Gretener, Wagnerei

Aus Chamapedia

Ältere Aufnahme der Liegenschaft Niederwil 20 (undatiert)
Frontansicht von Wohnhaus und Schreinerei, 05.08.2012
Nordseite, mit dem Eingang in die Schreinerei im Vordergrund, 05.08.2012
Niederwil 20, 02.12.2012
Niederwil 20, Südansicht
Schild an der Hausfassade, 01.03.2020
Brunnen vor dem Haus, 01.03.2020

Nach einem Brand entstand 1847 die Liegenschaft mit der Wagnerei-Werkstatt. Hier liessen Durchreisende und die Bauern der Umgebung ihre Wagnerarbeiten ausführen. Doch das reicht finanziell nicht: Damit ein Auskommen möglich war, betätigten sich die Niederwiler Wagner auch als Obstbauern und Holzlieferanten.
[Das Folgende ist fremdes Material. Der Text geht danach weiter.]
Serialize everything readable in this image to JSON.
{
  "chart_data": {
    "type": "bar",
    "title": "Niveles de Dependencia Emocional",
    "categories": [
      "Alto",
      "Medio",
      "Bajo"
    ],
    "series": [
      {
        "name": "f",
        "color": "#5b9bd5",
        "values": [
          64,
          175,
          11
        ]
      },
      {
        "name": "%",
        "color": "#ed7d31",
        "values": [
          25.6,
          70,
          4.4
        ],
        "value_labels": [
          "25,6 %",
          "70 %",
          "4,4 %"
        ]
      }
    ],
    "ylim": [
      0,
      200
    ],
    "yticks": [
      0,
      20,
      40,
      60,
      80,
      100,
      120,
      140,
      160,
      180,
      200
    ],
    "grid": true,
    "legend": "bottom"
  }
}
Die Liegenschaft trägt heute die Adresse «Niederwil 20».


Chronologie

1847 Das Haus und die Scheune von Wagner Balz Gretener brennen am 16. September morgens um drei Uhr ab. Neben 500 Garben zerstört der Brand auch eine grosse Menge Wagnerholz, weil es an Wasser und Löschgeräten mangelt. [1]

1849 Zwei Jahre nach dem verheerenden Brand erhält Wagner Gretener 4581 Franken und 40 Rappen Brandentschädigung. [2]

1850 Bei der eidgenössischen Volkszählung wohnt Wagner Balthasar Gretener mit seiner Frau Marianna, mit vier Kindern und fünf Angestellten in der Liegenschaft. [3]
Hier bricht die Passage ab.